As a workaround I tried to simply handle the "no rates" case in ath_tx_start() by setting the txrate to either
rix = sc->sc_minrateix;
txrate = rt->info[rix].rateCode;
or
vap->iv_mcast_rate
But while this helps preventing the oops by not running into the above error situation, it shows a memory leak. I am not sure if the leak is caused by "my fix" or if the leak is caused by the same problem that initially caused the "no rates".
I have tried to dig deeper but didn't get very far. I did notice the "ath_rate_sample: no rates for 00:02:6f:47:f1:0a?" seems to get triggered by an ath_tx_start() that is called before ieee80211_node_join() was done. Since I was looking for a memory leak I looked at the addresses of the ath_nodes when ath_rate_sample is called for the station I want to send data to and when the join() is done - but that is the same address, so there are NOT two nodes being created for the frame when the STA hasn't yet been fully associated at tx-time.
But I am rather helpless as to where look from here.
I have attached my test-tool that I use to reproduce this. All it does is create a VAP in AP mode and send as many ethernet packets as possible to the client's Mac-Address. As soon as the client associates to the AP the Oops will happen (or with my workaround I will see the "ath_rate_sample: no rates for 00:02:6f:47:f1:0a?" and then have lost about 4k of memory.

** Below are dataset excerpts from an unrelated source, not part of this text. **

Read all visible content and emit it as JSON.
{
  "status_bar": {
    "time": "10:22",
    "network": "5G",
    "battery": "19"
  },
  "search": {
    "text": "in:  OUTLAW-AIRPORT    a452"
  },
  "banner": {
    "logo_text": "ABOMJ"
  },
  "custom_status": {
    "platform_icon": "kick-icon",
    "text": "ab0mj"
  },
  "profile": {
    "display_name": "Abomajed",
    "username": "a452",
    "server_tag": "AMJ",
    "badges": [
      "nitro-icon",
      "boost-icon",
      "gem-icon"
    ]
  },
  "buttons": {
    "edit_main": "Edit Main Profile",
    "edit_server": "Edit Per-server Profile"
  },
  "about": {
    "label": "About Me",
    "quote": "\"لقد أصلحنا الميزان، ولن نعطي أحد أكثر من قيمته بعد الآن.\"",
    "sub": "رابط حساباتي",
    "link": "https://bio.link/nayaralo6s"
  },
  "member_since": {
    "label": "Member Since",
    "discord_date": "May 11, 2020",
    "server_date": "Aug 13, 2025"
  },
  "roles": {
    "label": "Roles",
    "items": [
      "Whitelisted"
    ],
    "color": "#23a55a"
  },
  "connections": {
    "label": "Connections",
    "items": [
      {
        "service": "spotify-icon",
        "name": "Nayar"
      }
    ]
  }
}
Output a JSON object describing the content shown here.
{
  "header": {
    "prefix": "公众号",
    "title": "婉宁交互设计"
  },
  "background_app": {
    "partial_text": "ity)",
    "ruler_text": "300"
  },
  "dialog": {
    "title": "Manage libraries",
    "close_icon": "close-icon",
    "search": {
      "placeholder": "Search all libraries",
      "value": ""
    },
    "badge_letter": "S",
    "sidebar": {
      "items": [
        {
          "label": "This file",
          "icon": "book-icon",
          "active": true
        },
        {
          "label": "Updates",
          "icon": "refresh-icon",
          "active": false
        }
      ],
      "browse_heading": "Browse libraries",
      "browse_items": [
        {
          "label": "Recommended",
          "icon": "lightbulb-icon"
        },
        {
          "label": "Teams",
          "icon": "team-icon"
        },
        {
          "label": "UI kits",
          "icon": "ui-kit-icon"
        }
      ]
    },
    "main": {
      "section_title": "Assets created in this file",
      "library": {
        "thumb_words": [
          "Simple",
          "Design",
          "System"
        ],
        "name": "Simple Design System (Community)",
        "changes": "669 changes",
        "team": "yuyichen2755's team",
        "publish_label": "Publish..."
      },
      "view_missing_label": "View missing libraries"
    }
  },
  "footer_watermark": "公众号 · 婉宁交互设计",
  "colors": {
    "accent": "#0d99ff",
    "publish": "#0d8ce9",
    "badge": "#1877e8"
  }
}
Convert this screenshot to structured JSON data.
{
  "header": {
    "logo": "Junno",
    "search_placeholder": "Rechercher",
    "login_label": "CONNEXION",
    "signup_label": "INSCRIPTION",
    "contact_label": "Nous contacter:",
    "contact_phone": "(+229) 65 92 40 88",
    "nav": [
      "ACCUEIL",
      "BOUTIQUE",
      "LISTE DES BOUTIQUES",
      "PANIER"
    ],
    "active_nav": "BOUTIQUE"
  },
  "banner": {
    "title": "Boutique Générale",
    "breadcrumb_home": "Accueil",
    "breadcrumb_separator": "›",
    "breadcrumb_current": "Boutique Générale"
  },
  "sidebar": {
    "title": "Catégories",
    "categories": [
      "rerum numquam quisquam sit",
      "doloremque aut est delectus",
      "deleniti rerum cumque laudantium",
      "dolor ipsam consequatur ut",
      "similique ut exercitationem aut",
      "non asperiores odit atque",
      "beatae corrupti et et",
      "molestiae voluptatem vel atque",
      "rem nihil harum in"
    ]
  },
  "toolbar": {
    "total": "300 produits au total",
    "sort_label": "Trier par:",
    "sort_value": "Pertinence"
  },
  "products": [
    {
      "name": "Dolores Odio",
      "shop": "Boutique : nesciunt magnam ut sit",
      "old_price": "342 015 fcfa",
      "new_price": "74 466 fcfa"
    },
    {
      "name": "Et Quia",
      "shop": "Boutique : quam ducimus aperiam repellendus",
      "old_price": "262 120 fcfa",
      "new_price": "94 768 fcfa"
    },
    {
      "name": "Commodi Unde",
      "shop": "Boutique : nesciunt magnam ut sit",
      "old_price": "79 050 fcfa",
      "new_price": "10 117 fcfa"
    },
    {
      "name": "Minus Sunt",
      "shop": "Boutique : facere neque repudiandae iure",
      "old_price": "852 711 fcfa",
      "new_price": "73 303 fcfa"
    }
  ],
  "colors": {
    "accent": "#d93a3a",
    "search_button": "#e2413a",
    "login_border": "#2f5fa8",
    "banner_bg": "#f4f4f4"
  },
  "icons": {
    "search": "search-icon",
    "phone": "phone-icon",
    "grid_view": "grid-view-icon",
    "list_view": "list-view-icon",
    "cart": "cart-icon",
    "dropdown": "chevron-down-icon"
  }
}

I am calling my tool with "wlantest -c 11 -m 00:02:6f:47:f1:0a" and then associate a secondary box as a client to my AP on channel 11. One of my observations is, some brands of clients do not seem to be able to trigger this situation, but with all Atheros or Intel Cards/Drivers I can reproduce this 100%. While my tool seems to trigger this bug in an odd situation (sending to a MAC address that isn't yet known to the system) I have seen the exact same problem in the wild, just not reproducible so easily. I am also getting the "no rates" problem in another setup with a regular client connecting to the AP with WEP in "open" mode, but I am not done debugging this. All I know it is the same "no rates" error that later would cause the oops. In this setup I am not doing anything weird like sending directly to a not-yet-associated MAC but having a regular laptop trying to surf the Web.
I would love to help debug this further, but am out of ideas where to dig further right now.
joerg